Der Zeitplan für die Modernisierung der Brauerei ist nicht nur ambitioniert, er ist verrückt!

Heß Haus Bauunternehmen, aus Niemetal Löwenhagen, buddelt sich in den Boden der Vollgut-Halle und gießt tonnenweise Beton hinein, damit dort zukünftig die schweren Tanks und das neue Sudhaus aufgestellt werden können. Die Top-Elektro-GmbH aus Bovenden zieht die Strippen, damit später alles schön unter Strom steht. Die Sudhausbau GmbH aus Schwarzenbek installiert ein passgenaues Sudhaus mit allen Komponenten, inklusive der neuen Filtration. Zwischendrin wird von der Firma Hormes aus Oldenburg der alte gegen einen neuen Füller getauscht und zuletzt werden die Spezialisten der Firma Kieselmann GmbH, aus Knittlingen in Baden-Württemberg, alles miteinander verrohren. Wenn Ingenieure und Handwerker fleissig die letzte Schraube festgedreht haben – und der Biergott will – wird im Juni das gute BERGBRÄU Bier ganz fortschrittlich aus den neuen Kesseln fließen.

KW 2: Los geht’s!

Du kommst morgens an die Arbeit und stehst – Gedanken versunken – vor einer riesigen Wand, die gestern noch nicht da war – keine Tür! Was ist das?
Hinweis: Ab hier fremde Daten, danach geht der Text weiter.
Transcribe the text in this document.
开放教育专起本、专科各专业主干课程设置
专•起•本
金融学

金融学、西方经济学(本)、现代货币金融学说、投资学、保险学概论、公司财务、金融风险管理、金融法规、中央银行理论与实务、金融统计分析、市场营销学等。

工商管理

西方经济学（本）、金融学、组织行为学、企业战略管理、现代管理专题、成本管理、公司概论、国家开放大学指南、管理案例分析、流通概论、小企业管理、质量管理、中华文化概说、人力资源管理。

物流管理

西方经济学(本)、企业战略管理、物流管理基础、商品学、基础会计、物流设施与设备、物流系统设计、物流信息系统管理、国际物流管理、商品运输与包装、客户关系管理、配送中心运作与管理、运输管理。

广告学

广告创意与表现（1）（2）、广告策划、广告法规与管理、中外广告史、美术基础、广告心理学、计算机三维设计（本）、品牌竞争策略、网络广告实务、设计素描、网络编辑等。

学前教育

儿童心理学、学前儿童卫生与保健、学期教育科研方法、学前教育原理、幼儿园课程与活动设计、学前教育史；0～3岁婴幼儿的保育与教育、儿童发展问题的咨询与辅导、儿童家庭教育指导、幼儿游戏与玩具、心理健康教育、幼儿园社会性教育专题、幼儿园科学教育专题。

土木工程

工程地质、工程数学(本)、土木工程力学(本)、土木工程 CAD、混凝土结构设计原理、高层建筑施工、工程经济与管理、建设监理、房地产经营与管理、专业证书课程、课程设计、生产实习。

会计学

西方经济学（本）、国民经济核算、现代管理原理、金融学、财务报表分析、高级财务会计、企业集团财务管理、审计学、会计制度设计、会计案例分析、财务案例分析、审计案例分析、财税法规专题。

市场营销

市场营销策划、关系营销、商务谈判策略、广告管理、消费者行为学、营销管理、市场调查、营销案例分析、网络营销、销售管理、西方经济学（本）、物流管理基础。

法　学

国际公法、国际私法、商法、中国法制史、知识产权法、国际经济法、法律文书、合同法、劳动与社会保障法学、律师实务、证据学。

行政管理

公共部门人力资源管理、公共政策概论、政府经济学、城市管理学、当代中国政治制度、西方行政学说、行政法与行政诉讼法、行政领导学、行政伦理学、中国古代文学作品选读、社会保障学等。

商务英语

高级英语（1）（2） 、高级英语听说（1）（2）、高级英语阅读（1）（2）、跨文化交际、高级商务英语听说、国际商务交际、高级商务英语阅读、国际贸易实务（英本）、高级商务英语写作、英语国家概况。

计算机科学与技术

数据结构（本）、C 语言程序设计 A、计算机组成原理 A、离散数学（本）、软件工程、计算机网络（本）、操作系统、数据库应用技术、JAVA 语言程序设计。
Die Staubschutzwand, hinter der in den nächsten Monaten fleissig gebuddelt, gegossen, geschraubt, geschweißt, getackert und gestaunt wird… Heß Haus Bauunternehmen, aus Niemetal Löwenhagen, bearbeitet das Fundament – mehr dazu im nächsten Post!

Bergbräu Boden aufsägen

KW 2: Fundament

Das Gewicht der Brautechnik und aller Gär- und Lagertanks, die in der Planung vorgesehen sind, wiegen aufgefüllt fast so viel wie ein 747 Jumbo Jet – vollgetankt und mit 300 Passagieren an Bord! Die Betonplatte trägt bald ein 4 Geräte Sudhaus mit einer Kapazität von 40 HL pro Sud, sechs 240 HL Tanks, sechs 120 HL Tanks und die restlichen Komponenten der neuen Brauanlage. Aber zuerst mal muss der alte Boden raus … dafür wurde heute mit einer lärmenden Säge der Beton aufgesägt. Nächste Woche kommt der Bagger – und Jörg freut sich schon darauf!

KW3: Kann das weg?

„Raus damit!“, sagt der B(r)auleiter Jörg … „Und dann frischen Beton rein und Deckel drauf – fertig!“

KW 4: Aufräumen aber dalli!

Platz machen für 10 Tonnen Stahl und 50 Kubikmeter frischen Beton. Und frisch abgefüllten MAIBOCK jonglieren!